Three lies that ambitious undergraduates must reject

In some of my interactions with undergraduates who wish to make a career in science I observe unrealistic expectations about what is required to survive, let alone succeed. Here are three lies they have been told and some have believed.

1. You are special.
If you grew up in the Western world you are part of Gen Y and it is likely you have been continually told you are wonderful and you can be anything you want to be.
Furthermore, if you are moderately bright and enthusiastic about science you may have received a lot of affirmation from high school teachers, career counselors, some peers, and/or undergraduate advisors.
This is particularly true if you attend an average or mediocre institution that desperately wants to recruit students to go to graduate school.
The problem is that once you get to a respectable graduate school you will discover that you are just average. Why does this matter?
Don't expect or demand special treatment.
You are going to have to work much harder than you have so far to get anywhere.

Aside: I found it interesting that in the popular book/blog Adulting the twenty-something author considers "accept that you are not special" is one of the key (and most difficult) steps to adulthood.
[I thank my own special adult children for bringing the book and blog to my attention].

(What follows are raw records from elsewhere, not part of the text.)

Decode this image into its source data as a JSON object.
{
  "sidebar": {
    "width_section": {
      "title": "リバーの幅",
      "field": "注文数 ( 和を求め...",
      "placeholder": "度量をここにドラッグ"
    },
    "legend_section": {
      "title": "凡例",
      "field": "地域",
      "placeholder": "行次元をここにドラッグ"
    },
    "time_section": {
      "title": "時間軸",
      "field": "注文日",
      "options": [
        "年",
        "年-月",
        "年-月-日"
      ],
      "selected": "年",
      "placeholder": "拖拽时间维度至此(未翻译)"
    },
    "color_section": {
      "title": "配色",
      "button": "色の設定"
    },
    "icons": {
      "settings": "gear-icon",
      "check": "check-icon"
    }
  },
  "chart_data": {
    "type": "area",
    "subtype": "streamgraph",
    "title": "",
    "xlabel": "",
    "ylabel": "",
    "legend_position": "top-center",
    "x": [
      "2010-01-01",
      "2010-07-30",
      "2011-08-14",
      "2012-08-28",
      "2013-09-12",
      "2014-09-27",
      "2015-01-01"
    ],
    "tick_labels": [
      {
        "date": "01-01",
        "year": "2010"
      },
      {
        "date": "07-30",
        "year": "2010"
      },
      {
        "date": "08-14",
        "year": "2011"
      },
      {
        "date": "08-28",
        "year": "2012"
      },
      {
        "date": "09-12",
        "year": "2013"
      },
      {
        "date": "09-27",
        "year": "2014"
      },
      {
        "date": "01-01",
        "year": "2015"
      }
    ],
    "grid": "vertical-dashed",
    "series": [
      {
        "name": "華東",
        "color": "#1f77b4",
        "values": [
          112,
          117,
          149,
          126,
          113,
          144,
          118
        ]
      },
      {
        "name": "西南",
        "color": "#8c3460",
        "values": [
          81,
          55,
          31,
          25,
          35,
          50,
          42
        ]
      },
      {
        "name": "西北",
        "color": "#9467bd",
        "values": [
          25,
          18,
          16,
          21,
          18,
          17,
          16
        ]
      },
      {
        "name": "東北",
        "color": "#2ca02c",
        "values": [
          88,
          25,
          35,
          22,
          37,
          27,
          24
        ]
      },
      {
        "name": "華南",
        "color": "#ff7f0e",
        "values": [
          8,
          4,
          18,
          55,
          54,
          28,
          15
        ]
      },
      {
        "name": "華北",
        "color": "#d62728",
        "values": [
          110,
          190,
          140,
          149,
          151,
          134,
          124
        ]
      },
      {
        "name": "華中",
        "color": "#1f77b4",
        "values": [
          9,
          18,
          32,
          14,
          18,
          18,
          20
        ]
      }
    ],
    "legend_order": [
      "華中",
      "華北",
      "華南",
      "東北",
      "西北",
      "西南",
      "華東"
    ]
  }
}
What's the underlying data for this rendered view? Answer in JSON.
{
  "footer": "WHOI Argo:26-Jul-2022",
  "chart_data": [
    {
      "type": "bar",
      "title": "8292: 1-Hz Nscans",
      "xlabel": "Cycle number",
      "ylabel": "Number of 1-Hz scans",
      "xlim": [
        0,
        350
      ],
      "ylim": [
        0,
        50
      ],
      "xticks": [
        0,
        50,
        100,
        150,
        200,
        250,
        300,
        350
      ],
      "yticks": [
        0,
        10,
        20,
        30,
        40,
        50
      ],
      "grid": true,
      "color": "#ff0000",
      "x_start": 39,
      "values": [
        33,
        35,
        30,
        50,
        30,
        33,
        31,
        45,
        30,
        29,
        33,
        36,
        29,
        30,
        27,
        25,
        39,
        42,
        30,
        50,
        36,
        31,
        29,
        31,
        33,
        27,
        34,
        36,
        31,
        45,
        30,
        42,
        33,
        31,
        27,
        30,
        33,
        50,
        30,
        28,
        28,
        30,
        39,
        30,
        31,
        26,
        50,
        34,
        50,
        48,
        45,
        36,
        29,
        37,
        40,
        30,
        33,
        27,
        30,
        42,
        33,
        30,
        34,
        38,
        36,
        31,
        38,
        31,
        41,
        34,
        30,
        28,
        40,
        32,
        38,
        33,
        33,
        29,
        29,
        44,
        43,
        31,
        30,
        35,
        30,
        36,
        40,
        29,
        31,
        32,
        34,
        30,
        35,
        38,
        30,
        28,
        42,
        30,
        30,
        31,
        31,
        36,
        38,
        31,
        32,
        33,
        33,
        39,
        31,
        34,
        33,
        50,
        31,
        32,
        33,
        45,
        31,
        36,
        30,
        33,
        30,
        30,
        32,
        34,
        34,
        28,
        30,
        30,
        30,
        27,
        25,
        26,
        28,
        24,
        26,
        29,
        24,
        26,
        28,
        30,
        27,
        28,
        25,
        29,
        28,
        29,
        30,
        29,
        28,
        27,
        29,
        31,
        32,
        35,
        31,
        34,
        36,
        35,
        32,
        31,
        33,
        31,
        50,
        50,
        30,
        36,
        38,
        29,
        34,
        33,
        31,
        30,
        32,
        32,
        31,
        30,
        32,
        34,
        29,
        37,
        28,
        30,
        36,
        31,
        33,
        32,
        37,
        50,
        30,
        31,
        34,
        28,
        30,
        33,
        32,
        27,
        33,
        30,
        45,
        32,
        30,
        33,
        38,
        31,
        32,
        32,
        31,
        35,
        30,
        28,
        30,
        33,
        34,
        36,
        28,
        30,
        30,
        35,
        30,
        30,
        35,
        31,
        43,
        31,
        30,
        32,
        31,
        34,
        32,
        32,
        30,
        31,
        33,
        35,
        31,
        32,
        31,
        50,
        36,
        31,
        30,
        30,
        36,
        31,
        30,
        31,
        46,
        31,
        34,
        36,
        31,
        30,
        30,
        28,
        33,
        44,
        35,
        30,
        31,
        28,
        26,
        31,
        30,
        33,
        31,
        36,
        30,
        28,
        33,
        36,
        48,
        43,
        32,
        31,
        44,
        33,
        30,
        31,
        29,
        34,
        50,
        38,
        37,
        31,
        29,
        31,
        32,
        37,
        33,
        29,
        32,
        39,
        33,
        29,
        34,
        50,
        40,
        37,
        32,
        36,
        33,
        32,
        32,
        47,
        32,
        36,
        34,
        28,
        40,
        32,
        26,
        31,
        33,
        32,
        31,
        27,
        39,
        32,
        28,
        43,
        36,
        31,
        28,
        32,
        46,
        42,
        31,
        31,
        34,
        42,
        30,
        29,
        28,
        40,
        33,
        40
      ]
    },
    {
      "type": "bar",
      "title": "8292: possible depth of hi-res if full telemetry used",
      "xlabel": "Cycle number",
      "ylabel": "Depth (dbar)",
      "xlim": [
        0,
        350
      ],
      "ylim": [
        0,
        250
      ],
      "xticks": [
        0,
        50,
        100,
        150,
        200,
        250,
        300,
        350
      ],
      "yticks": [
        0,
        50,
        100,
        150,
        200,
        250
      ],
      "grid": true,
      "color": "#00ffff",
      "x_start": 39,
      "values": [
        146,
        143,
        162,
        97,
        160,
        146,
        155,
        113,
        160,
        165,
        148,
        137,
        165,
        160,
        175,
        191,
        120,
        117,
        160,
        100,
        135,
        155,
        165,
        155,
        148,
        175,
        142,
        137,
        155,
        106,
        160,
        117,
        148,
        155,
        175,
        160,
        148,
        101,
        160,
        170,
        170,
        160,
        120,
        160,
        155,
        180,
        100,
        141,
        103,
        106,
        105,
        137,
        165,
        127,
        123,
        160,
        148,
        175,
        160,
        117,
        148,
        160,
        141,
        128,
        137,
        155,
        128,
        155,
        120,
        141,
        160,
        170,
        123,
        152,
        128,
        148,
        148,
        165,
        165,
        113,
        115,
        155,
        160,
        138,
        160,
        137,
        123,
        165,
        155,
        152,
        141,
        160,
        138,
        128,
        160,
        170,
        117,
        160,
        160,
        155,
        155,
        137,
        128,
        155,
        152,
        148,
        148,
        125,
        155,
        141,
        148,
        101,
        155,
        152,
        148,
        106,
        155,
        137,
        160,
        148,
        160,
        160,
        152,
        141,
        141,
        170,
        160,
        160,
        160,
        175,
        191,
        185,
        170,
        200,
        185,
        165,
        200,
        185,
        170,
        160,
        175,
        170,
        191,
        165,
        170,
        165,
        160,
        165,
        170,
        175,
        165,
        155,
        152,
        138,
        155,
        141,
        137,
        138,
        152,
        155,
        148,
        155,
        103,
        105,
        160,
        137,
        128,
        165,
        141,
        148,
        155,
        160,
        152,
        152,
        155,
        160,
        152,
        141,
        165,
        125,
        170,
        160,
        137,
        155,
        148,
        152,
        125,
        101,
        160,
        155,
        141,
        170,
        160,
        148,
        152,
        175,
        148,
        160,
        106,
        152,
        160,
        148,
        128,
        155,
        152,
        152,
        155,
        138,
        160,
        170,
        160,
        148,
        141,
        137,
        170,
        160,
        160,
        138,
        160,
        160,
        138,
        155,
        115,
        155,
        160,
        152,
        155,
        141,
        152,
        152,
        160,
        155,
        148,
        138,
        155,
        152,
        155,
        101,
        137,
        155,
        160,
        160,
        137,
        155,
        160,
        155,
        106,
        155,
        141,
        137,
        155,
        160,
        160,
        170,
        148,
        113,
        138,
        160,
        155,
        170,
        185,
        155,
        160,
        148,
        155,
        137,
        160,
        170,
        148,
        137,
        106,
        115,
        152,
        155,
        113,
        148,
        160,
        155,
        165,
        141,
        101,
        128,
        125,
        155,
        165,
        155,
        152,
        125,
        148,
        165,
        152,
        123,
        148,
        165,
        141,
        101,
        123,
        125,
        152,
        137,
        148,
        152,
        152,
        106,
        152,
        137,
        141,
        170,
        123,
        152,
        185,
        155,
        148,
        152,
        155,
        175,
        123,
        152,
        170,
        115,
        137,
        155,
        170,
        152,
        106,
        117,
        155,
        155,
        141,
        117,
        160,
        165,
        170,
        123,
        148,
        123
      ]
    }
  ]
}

2. Society wants you to become a scientist. We need more scientists.
Society does want this in principle, just not in practice.
Society is unwilling to pay for the high financial cost of supporting basic long-term research and the associated career structures. This means your scientific career will probably stall and end at the post-doctoral stage.
Consider the simple statistics. For example, the huge ratio of the number of physics Ph.D graduates each year in the USA to the number of advertised faculty positions at research universities.

3. You can have it all.
High grades, summer research projects, social life, international vacations, romantic relationships, the latest electronic toys, a car, a part-time job, hobbies, ... If you are going to excel/survive in science you are going to have to focus, set priorities, and make sacrifices.
I am not saying you should have no life outside of science. That is both unhealthy and boring.


  1. I understand there may be unrealistic expectations, but obviously those three things are at least partially true, and not just lies. I'd say 50/50. Anyone who leans too far either way is going to suffer psychological problems.

  2. The best counterfeit money looks real.
    The most powerful and dangerous lies are those that are partially true.
    The fact that you believe these are 50/50 true highlights to me just how serious this problem is.